Since then, they’ve managed to stay the top bamboo floor manufacturer thanks to their innovative and sustainable approach to designing bamboo floor planks. They’ve developed a new type of soy-based adhesive that’s more safe and environmentally friendly than the traditional, formaldehyde-based one.
They cater to the more high-end, eco-conscious customer with planks averaging at $5.59 per square foot. However, their hefty price tag is justified by their very unique and diverse offer.
- Ambient bamboo floors – On the market since 2005, Ambient’s products manage to deliver best of both worlds – great quality at a reasonable price.
They’re one of the few companies whose planks come with a lifetime warranty, and they use an alternative plank adhesive that’s completely formaldehyde-free.
They offer a range of strand bamboo flooring that can be installed over underfloor radiant heating, and come in all kinds of different finishes. Most of their products are low to mid-range when it comes to price, with some types of planks going for as little as $2.89.
- Cali Bamboo – This San Diego company could be the greenest flooring manufacturer in the US. They take great pride in the sustainability of their manufacturing process, and vouch all of the materials they use are completely recyclable and renewable.
What sets them apart is the fact that they offer outdoor decking that’s 60% bamboo and 40% recycled HDPE plastic.
This company also manufactures the hardest bamboo flooring available on the US market, and it has a Janka score of more than 5000. All of their flooring also comes with an easy click system that significantly reduces the time it needs to be installed.
- US Floors – US Floors is another company that focuses on the sustainability of its products. Their goal is to manufacture unique and sustainable floors at an affordable price and make them a popular flooring solution.
They have three main bamboo collections – Traditions, Expressions and Corboo, but they also offer cork and brushed hardwood flooring. The Corboo line is what sets them apart from other flooring manufacturers.
The line features bamboo strands mixed with seams from natural cork, which makes for a very unique, rustic look available in six different colors.
- EcoFusion – Eco Fusion is a US-based flooring manufacturer that’s starting to use more and more recycled materials in their manufacturing process.
They’ve experimented combining hardwood recycled from old furniture and traditional bamboo strands, which resulted in the Color Fusion and Strand Woven – their most popular bamboo flooring ranges.

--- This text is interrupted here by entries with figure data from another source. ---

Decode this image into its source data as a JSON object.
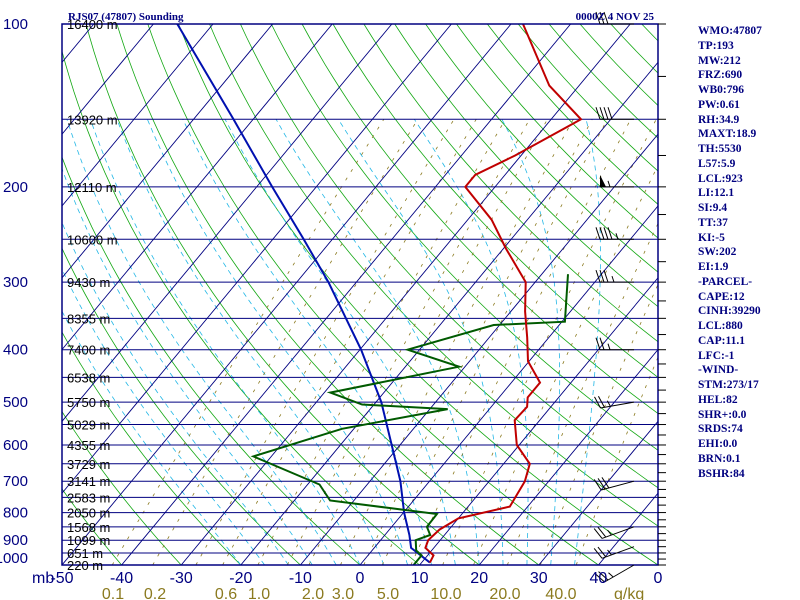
{
  "header": {
    "station": "RJS07 (47807) Sounding",
    "valid": "0000Z  4 NOV 25"
  },
  "colors": {
    "border": "#000080",
    "isobar": "#000080",
    "isotherm": "#000080",
    "dry_adiabat": "#12a712",
    "moist_adiabat": "#22b7e6",
    "mixing_ratio": "#8b7a1f",
    "temperature": "#c00000",
    "dewpoint": "#005a00",
    "parcel": "#0010b0",
    "wind": "#000000"
  },
  "chart_data": {
    "type": "skew-t log-p",
    "title": "RJS07 (47807) Sounding",
    "pressure_unit": "mb",
    "pressure_range": [
      1000,
      100
    ],
    "temperature_range": [
      -50,
      50
    ],
    "pressure_labels": [
      100,
      200,
      300,
      400,
      500,
      600,
      700,
      800,
      900,
      1000
    ],
    "temperature_labels": [
      "-50",
      "-40",
      "-30",
      "-20",
      "-10",
      "0",
      "10",
      "20",
      "30",
      "40",
      "0"
    ],
    "mixing_ratio_unit": "g/kg",
    "mixing_ratio_labels": [
      "0.1",
      "0.2",
      "0.6",
      "1.0",
      "2.0",
      "3.0",
      "5.0",
      "10.0",
      "20.0",
      "40.0"
    ],
    "height_labels": [
      {
        "p": 100,
        "text": "16400 m"
      },
      {
        "p": 150,
        "text": "13920 m"
      },
      {
        "p": 200,
        "text": "12110 m"
      },
      {
        "p": 250,
        "text": "10600 m"
      },
      {
        "p": 300,
        "text": "9430 m"
      },
      {
        "p": 350,
        "text": "8355 m"
      },
      {
        "p": 400,
        "text": "7400 m"
      },
      {
        "p": 450,
        "text": "6538 m"
      },
      {
        "p": 500,
        "text": "5750 m"
      },
      {
        "p": 550,
        "text": "5029 m"
      },
      {
        "p": 600,
        "text": "4355 m"
      },
      {
        "p": 650,
        "text": "3729 m"
      },
      {
        "p": 700,
        "text": "3141 m"
      },
      {
        "p": 750,
        "text": "2583 m"
      },
      {
        "p": 800,
        "text": "2050 m"
      },
      {
        "p": 850,
        "text": "1568 m"
      },
      {
        "p": 900,
        "text": "1099 m"
      },
      {
        "p": 950,
        "text": "651 m"
      },
      {
        "p": 1000,
        "text": "220 m"
      }
    ],
    "temperature": [
      {
        "p": 990,
        "t": 11.4
      },
      {
        "p": 960,
        "t": 11.0
      },
      {
        "p": 930,
        "t": 8.6
      },
      {
        "p": 900,
        "t": 8.0
      },
      {
        "p": 860,
        "t": 8.4
      },
      {
        "p": 820,
        "t": 10.0
      },
      {
        "p": 780,
        "t": 17.0
      },
      {
        "p": 700,
        "t": 16.0
      },
      {
        "p": 650,
        "t": 14.4
      },
      {
        "p": 600,
        "t": 9.6
      },
      {
        "p": 540,
        "t": 5.8
      },
      {
        "p": 510,
        "t": 6.0
      },
      {
        "p": 490,
        "t": 4.8
      },
      {
        "p": 460,
        "t": 4.8
      },
      {
        "p": 420,
        "t": -0.2
      },
      {
        "p": 380,
        "t": -3.6
      },
      {
        "p": 340,
        "t": -7.6
      },
      {
        "p": 300,
        "t": -11.6
      },
      {
        "p": 260,
        "t": -19.6
      },
      {
        "p": 230,
        "t": -26.0
      },
      {
        "p": 200,
        "t": -35.0
      },
      {
        "p": 190,
        "t": -35.0
      },
      {
        "p": 175,
        "t": -31.0
      },
      {
        "p": 150,
        "t": -25.0
      },
      {
        "p": 130,
        "t": -35.0
      },
      {
        "p": 100,
        "t": -48.0
      }
    ],
    "dewpoint": [
      {
        "p": 1000,
        "td": 9.0
      },
      {
        "p": 960,
        "td": 9.0
      },
      {
        "p": 940,
        "td": 7.4
      },
      {
        "p": 900,
        "td": 5.9
      },
      {
        "p": 880,
        "td": 7.6
      },
      {
        "p": 850,
        "td": 5.9
      },
      {
        "p": 805,
        "td": 5.8
      },
      {
        "p": 760,
        "td": -14.0
      },
      {
        "p": 710,
        "td": -18.0
      },
      {
        "p": 630,
        "td": -33.0
      },
      {
        "p": 560,
        "td": -22.0
      },
      {
        "p": 515,
        "td": -7.0
      },
      {
        "p": 505,
        "td": -22.0
      },
      {
        "p": 480,
        "td": -29.0
      },
      {
        "p": 430,
        "td": -11.0
      },
      {
        "p": 400,
        "td": -22.0
      },
      {
        "p": 360,
        "td": -11.0
      },
      {
        "p": 355,
        "td": 0.5
      },
      {
        "p": 290,
        "td": -5.6
      }
    ],
    "parcel": [
      {
        "p": 990,
        "t": 11.4
      },
      {
        "p": 930,
        "t": 6.2
      },
      {
        "p": 880,
        "t": 4.1
      },
      {
        "p": 800,
        "t": 0.1
      },
      {
        "p": 700,
        "t": -4.9
      },
      {
        "p": 600,
        "t": -11.4
      },
      {
        "p": 500,
        "t": -19.1
      },
      {
        "p": 400,
        "t": -29.8
      },
      {
        "p": 300,
        "t": -44.7
      },
      {
        "p": 250,
        "t": -54.8
      },
      {
        "p": 200,
        "t": -67.4
      },
      {
        "p": 150,
        "t": -83.3
      },
      {
        "p": 100,
        "t": -106.0
      }
    ],
    "wind_barbs": [
      {
        "p": 1000,
        "dir": 240,
        "spd": 25
      },
      {
        "p": 925,
        "dir": 250,
        "spd": 25
      },
      {
        "p": 850,
        "dir": 250,
        "spd": 25
      },
      {
        "p": 700,
        "dir": 255,
        "spd": 30
      },
      {
        "p": 500,
        "dir": 260,
        "spd": 25
      },
      {
        "p": 400,
        "dir": 270,
        "spd": 25
      },
      {
        "p": 300,
        "dir": 270,
        "spd": 35
      },
      {
        "p": 250,
        "dir": 270,
        "spd": 45
      },
      {
        "p": 200,
        "dir": 270,
        "spd": 55
      },
      {
        "p": 150,
        "dir": 270,
        "spd": 40
      },
      {
        "p": 100,
        "dir": 270,
        "spd": 30
      }
    ]
  },
  "indices": [
    "WMO:47807",
    "TP:193",
    "MW:212",
    "FRZ:690",
    "WB0:796",
    "PW:0.61",
    "RH:34.9",
    "MAXT:18.9",
    "TH:5530",
    "L57:5.9",
    "LCL:923",
    "LI:12.1",
    "SI:9.4",
    "TT:37",
    "KI:-5",
    "SW:202",
    "EI:1.9",
    "-PARCEL-",
    "CAPE:12",
    "CINH:39290",
    "LCL:880",
    "CAP:11.1",
    "LFC:-1",
    "-WIND-",
    "STM:273/17",
    "HEL:82",
    "SHR+:0.0",
    "SRDS:74",
    "EHI:0.0",
    "BRN:0.1",
    "BSHR:84"
  ]
}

None of their planks use any urea formaldehyde-based adhesives, and all of them come with a 35-year warranty. Not bad at all, when you consider their products average at $6 per square foot.

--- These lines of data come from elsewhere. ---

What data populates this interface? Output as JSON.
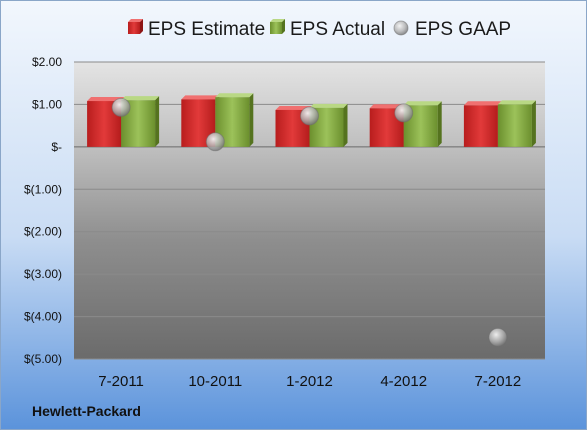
{
  "company": "Hewlett-Packard",
  "colors": {
    "estimate": "#d42a2a",
    "actual": "#7fa33a",
    "gaap": "#a8a8a8",
    "frame_top": "#eef4fc",
    "frame_bottom": "#5d95dc"
  },
  "chart_data": {
    "type": "bar",
    "title": "",
    "xlabel": "",
    "ylabel": "",
    "categories": [
      "7-2011",
      "10-2011",
      "1-2012",
      "4-2012",
      "7-2012"
    ],
    "series": [
      {
        "name": "EPS Estimate",
        "kind": "bar",
        "values": [
          1.08,
          1.12,
          0.87,
          0.91,
          0.98
        ]
      },
      {
        "name": "EPS Actual",
        "kind": "bar",
        "values": [
          1.1,
          1.17,
          0.92,
          0.98,
          1.0
        ]
      },
      {
        "name": "EPS GAAP",
        "kind": "scatter",
        "values": [
          0.93,
          0.12,
          0.73,
          0.8,
          -4.49
        ]
      }
    ],
    "ylim": [
      -5,
      2
    ],
    "yticks": [
      2,
      1,
      0,
      -1,
      -2,
      -3,
      -4,
      -5
    ],
    "ytick_labels": [
      "$2.00",
      "$1.00",
      "$-",
      "$(1.00)",
      "$(2.00)",
      "$(3.00)",
      "$(4.00)",
      "$(5.00)"
    ],
    "grid": true,
    "legend": "top-center"
  }
}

- Teragren – Established in 1994, Teragren is another pioneer when it comes to bamboo flooring. They’re the first company that emphasized the importance of fair trade with Chinese bamboo farmers and factory workers.
They currently have eight ranges of bamboo flooring, with each one having different colorways and finishes. Every range has its accompanying molding.
We strongly recommend checking out Teragren’s website, as it’s incredibly helpful and user-friendly. You can find all kinds of easy to understand technical information about their product, as well as detailed installation guides.